While you're waiting, we discussed this on the Boards already, and I gave a brief reply there:
Re: Lesbians?
I'll go more into it when I can get a proper article up on it, though.
Chase
Charm
Hey Chase I've been thinking a lot lately about what being charming actually consists of. I know a lot of the stuff on this site will definitely turn you into a charming individual but I wanted to know if you could do a comprehensive post on what it really means to be charming. Any help is appreciated.
-dedicated reader
- A.J.
Re: Charm
Hi A.J.-
That's actually one of the posts near the top of my list - someone asked about it back in November, and I have it written down there and cued up. The only thing slowing me down is it's going to be a MASSIVE article when I can get around to it, and I've been doing a lot of running around lately and running on the wire. Want to make sure I'm fresh, relaxed, and have a lot of time to dive into it and give it a proper treatment when it's time to tackle an article on charm.
But trust - it is coming!
Chase
Confusing. Being introduced by a friend
Hey chase
Fantastic read! A common thought keeps crossing my head as I try to apply what I learn. That is how to have friends introduce you to their friends you think are cute. Basically how to hook you up? I am in college so my friend has a friend who has a friend. I don't know whether or not to have the friend make the introduction or I should go right up to the girl and make an introduction. I guess direct vs social proof? Also should you ever have your friend ask the girl your interested in directly about you before you go and talk to her?
Intros by Friends
Hi JJ-
Yes, you do want your friend to introduce you (makes things easier for you; plus, it's weird if she finds out you know her friend later, but had to come meet her on your own anyway), however you want to make sure it's under natural (i.e., non-high pressure) circumstances.
So no contrived, "Hey Jessica, this is my friend JJ, he's really cool, and I thought you two should meet." Rather, what you want is for a natural social setting, where your friend is already talking to the girl, and you happen to come by and hang out coolly to the side, and then you friend introduces you.
Mind the rules in this article, and you should be fine:
The Secret to Hooking Up with Friends
Oh, and definitely no, do NOT have the friend ask the girl about you first. That'll just tell her you like her but are too afraid to say something yourself. She shouldn't have any clue you even knew she existed before you say "hi."

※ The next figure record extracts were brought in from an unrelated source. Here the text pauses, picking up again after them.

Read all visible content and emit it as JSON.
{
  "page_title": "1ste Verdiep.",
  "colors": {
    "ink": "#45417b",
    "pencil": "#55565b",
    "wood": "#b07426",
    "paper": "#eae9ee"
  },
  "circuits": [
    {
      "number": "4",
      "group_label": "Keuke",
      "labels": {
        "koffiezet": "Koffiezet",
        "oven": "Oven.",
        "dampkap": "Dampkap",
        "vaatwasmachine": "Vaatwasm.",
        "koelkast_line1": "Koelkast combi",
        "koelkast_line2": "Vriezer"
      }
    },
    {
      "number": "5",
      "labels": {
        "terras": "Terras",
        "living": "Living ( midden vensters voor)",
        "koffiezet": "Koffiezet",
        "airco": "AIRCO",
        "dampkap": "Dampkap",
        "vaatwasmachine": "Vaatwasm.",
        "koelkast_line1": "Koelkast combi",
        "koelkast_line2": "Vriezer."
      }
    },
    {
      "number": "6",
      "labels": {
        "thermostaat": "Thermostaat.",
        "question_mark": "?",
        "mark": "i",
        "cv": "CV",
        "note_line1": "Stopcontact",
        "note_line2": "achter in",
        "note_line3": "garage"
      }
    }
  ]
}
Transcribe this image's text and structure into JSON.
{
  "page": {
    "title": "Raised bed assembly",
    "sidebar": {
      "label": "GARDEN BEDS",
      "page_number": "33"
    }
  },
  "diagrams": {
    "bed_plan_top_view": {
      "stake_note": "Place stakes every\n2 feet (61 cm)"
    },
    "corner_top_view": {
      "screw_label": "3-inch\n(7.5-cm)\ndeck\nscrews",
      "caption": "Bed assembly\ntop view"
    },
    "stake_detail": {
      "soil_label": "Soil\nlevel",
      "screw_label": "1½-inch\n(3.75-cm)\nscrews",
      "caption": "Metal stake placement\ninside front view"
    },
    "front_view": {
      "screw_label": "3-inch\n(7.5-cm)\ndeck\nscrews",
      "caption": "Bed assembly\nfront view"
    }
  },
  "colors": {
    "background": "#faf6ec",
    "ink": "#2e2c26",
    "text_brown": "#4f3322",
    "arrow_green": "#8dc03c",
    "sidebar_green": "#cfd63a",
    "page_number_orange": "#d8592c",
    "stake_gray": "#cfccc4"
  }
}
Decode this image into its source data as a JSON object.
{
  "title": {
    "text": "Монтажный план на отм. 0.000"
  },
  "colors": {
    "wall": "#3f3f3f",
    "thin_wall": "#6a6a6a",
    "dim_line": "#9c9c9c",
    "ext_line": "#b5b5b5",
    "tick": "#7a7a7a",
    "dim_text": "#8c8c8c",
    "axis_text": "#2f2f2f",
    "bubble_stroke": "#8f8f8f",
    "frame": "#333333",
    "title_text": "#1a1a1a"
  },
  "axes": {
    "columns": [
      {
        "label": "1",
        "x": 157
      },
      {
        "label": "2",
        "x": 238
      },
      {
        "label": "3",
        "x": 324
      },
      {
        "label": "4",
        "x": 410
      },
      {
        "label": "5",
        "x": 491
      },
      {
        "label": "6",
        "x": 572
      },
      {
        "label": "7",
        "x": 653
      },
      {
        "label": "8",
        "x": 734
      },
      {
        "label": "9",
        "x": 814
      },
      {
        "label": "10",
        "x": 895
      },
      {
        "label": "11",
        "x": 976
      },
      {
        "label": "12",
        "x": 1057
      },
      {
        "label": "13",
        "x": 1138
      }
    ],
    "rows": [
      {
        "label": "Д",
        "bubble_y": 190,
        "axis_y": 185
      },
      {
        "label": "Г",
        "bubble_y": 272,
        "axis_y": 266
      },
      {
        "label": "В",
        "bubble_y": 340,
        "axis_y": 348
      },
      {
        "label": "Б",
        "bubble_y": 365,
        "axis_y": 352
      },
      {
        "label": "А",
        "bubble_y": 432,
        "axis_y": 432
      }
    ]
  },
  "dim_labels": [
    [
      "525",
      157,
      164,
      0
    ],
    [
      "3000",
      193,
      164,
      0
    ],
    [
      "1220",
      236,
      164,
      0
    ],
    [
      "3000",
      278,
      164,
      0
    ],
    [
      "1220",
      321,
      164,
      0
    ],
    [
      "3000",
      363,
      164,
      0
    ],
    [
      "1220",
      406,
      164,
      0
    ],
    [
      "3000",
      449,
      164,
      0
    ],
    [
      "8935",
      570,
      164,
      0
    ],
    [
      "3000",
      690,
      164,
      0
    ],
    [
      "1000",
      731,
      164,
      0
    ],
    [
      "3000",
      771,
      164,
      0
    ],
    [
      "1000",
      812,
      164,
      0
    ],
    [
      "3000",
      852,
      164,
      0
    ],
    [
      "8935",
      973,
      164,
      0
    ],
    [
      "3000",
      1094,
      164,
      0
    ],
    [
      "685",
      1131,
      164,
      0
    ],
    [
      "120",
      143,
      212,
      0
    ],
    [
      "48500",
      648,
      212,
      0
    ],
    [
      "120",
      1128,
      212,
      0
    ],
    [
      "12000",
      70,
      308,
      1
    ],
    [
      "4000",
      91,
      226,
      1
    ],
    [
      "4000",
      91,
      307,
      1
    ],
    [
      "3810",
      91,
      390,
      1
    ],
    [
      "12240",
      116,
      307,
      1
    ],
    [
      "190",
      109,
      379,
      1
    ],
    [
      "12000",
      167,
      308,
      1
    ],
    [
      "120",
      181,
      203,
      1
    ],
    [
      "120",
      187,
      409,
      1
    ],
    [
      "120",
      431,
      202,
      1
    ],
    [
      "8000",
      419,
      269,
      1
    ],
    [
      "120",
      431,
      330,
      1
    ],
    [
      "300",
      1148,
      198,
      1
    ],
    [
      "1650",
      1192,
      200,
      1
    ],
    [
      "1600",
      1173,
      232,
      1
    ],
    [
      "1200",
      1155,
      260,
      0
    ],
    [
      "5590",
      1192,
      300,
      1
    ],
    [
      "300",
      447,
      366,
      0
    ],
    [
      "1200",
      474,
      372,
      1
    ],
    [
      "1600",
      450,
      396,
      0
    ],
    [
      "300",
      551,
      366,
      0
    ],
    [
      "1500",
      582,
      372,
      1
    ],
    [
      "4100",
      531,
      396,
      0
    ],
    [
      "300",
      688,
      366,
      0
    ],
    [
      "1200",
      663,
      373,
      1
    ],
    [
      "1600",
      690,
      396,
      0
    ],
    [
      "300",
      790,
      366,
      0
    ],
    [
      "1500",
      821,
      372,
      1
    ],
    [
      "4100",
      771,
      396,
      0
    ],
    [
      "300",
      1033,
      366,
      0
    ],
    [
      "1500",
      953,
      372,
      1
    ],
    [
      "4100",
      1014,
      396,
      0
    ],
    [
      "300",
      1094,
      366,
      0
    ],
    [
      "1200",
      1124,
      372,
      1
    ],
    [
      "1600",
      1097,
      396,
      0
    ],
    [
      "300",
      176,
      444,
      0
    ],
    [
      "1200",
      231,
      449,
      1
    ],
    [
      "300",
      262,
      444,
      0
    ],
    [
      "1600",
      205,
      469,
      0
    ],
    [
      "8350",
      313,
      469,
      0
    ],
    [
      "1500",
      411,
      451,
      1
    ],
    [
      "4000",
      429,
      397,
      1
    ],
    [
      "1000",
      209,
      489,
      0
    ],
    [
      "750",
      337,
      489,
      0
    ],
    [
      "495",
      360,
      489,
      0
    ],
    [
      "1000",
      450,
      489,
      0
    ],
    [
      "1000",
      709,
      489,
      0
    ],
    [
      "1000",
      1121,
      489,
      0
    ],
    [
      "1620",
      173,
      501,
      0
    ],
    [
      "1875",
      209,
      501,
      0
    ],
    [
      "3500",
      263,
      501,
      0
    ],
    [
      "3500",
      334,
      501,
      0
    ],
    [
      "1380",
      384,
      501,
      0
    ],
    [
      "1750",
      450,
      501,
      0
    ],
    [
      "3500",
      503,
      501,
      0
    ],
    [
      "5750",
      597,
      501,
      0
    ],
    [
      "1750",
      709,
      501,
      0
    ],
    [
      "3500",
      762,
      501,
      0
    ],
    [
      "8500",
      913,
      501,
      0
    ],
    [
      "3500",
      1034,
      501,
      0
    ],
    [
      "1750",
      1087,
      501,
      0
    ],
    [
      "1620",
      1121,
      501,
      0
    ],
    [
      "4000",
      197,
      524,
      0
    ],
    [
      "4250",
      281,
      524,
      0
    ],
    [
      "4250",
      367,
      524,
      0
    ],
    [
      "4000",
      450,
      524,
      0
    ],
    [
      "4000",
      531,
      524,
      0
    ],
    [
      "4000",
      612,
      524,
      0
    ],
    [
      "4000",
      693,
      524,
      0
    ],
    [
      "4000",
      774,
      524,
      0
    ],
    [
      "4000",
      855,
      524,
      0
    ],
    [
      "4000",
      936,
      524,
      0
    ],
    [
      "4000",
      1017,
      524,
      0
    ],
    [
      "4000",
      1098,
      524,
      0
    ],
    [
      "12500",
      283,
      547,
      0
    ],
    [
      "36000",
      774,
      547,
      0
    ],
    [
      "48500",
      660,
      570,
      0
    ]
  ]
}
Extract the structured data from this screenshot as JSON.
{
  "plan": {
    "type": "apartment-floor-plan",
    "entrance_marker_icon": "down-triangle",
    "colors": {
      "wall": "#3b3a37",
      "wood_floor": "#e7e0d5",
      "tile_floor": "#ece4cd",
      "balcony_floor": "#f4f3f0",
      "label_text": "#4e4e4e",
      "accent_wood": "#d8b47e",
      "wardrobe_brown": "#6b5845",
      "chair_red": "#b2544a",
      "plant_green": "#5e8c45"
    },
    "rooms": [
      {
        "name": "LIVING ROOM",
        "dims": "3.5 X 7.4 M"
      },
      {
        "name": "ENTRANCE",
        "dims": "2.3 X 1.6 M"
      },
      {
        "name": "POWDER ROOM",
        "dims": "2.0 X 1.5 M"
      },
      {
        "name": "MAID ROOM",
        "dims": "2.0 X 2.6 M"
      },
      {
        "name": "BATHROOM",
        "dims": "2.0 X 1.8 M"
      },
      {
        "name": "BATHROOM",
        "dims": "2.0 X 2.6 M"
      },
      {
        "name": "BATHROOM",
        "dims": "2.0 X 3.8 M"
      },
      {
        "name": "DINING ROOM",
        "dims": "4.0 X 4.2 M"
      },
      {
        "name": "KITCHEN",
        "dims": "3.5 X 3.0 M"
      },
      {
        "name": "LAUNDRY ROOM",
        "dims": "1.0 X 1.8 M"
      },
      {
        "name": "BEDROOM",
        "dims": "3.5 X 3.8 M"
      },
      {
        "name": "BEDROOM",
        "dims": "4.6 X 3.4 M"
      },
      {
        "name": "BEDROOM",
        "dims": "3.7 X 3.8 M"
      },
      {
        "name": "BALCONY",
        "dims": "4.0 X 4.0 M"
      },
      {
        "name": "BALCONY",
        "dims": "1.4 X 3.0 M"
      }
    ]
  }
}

You can tell her after you've already been dating and sleeping with her a few months and she sees you as firmly a solidly attractive man... then it's fine if she finds out you had your eye on her!
Chase
Man, you are really good. I'm
Man, you are really good. I'm a detail guy. An analyzer. The way you put information out sinks right into me. I can't thank you enough for your work. Here's to being a byronic man!
You
I stumbled upon this site one lazy day, just typing in google "how to be more attractive". Was just curious and really wasn't looking for anything. I found this site, read my first post and went "Wow"and after some weeks of reading this one hit the "so that's how I gotta do it" nail. This is like the bible for this stuff man. It really has helped and it was like I had a pool of what I thought I should do and you refined it into something magical. I wish I'd seen it sooner too. Anyways I wanted to throw a thanks and keep em comin.